Teaching the mantra of failure not being an option can lead to toxicity when an entrepreneur does fail. Failure has its own rock-bottom feeling, but it doesn't mean that you failed at being a successful entrepreneur. So go ahead, fail. Failures can be milestones that you reach on your path to your success.
3. “Do what you love.”
Actually, this one is kind of correct. I could not agree more with the notion of loving what you do. But let's look at it this way: You should love what you do, but when you find yourself doing a menial task you don't love, chances are you're still working closer to your goal.
A misconception of loving what you do in the start-up world is that founders live this glamorous lifestyle of making their own schedules, getting press coverage and attending networking events.
But entrepreneurship is full of peaks and valleys. The love of the mission of your company overrides the dread of tedious tasks. Do I love what I do? Hell yes. Do I love triple checking thousands files for inconsistent data entries? Hell no. But it's part of the job.
The ultimate motivator is this: If you believe the world will be a better place if your product existed, you will do everything in your power until everyone has access to it.
4. “Procrastination is the thief of time.”
Actually, procrastination can be a good thing. By giving time between the stimulus and response you are enabled to spend more time to brainstorm different ways to complete the task.
As Adam Grant writes in the book "Originals: How Non-Conformists Move The World," “Procrastination may be the enemy of productivity, but it can be the resource for creativity.”
He also notes that Ancient Egyptians actually had two different words for procrastination: one indicated laziness and the other meant waiting for the right time."

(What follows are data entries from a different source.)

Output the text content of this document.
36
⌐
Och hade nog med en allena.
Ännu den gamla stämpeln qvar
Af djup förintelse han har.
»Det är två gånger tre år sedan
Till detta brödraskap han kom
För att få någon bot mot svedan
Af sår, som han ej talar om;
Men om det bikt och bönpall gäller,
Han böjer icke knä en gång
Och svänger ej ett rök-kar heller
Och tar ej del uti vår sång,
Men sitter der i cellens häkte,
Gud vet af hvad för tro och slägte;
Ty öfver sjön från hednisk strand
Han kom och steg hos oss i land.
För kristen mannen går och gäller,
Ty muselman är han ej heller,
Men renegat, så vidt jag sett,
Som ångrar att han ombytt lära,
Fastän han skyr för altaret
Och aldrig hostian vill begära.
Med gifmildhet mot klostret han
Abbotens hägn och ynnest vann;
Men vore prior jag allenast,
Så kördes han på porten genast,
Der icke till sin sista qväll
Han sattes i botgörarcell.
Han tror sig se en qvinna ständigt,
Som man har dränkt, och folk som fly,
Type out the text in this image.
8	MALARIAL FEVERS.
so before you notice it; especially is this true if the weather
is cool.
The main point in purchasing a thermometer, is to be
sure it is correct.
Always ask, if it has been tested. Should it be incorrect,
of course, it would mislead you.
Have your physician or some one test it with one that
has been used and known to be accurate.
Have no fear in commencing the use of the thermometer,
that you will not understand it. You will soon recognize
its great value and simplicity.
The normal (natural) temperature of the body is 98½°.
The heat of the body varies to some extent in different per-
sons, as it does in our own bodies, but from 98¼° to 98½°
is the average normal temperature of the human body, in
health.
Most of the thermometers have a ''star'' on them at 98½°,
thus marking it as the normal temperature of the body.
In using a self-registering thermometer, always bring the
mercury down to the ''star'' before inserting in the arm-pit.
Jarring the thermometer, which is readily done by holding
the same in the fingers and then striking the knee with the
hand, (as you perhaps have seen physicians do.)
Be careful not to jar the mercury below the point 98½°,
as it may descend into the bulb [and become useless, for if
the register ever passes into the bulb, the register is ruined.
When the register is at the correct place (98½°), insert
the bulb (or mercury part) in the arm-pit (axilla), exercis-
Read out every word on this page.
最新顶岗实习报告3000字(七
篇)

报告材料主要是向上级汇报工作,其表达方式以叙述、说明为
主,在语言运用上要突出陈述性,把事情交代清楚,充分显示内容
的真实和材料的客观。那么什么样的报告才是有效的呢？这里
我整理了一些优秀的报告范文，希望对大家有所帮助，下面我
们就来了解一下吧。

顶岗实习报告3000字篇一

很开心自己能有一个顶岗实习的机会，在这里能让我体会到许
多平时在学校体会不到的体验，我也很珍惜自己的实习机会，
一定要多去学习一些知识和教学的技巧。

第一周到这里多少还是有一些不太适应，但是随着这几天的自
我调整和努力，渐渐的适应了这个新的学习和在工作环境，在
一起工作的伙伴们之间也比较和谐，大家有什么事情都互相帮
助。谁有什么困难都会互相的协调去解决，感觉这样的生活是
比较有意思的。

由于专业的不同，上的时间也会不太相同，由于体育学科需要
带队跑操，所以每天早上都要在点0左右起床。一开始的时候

Now, I'm not advocating telling your co-founder, professor or boss that you're simply waiting for the right time to complete your overdue assignment, but it's important to realize procrastination can be conducive to creativity.
And if that doesn't convince you, I share with you the sage words of Adam Grant, “The early bird gets the worm, but we can't forget the early worm gets caught.”
Actually, let's take the literal definition of “life goals” or the purpose of your time here in the physical world. Now that we have defined it, why is it that #LifeGoals is usually the caption of a fancy car, house, shoes or bottle service?
We live in a time where our digital identity and real identity live together. The question is, which identity defines you? Does your digital identity showcase your real entrepreneurial efforts, or is it a substitute that's only success is defined by the amount of "likes" it accumulates?
Research some of the most influential innovators of our time. Not only were they iconoclasts, but they were rarely motivated by monetary gain alone. A Forbes article states, “Most successful entrepreneurs say that their primary motivation has been to build something lasting, not to make a lot of money. Money is a byproduct, and usually a secondary one at that, for such achievers.”
As Millennials, we are the generation with the most amazing technological advances and resources literally at our fingertips. Let's act like it and utilize these resources for good. #LifeGoals should not be strictly materialistic. #LifeGoals should embody a greater good, an innovation a societal advancement.
Just like we cannot rid the world of airbrushing, I am not advocating ridding the world of memes. If they motivate some who are feeling sluggish or even make someone laugh, they have done their job.
Let's recognize these memes for what they are, beautiful fantasies that do not always embody the truths behind the glorious journey of entrepreneurship.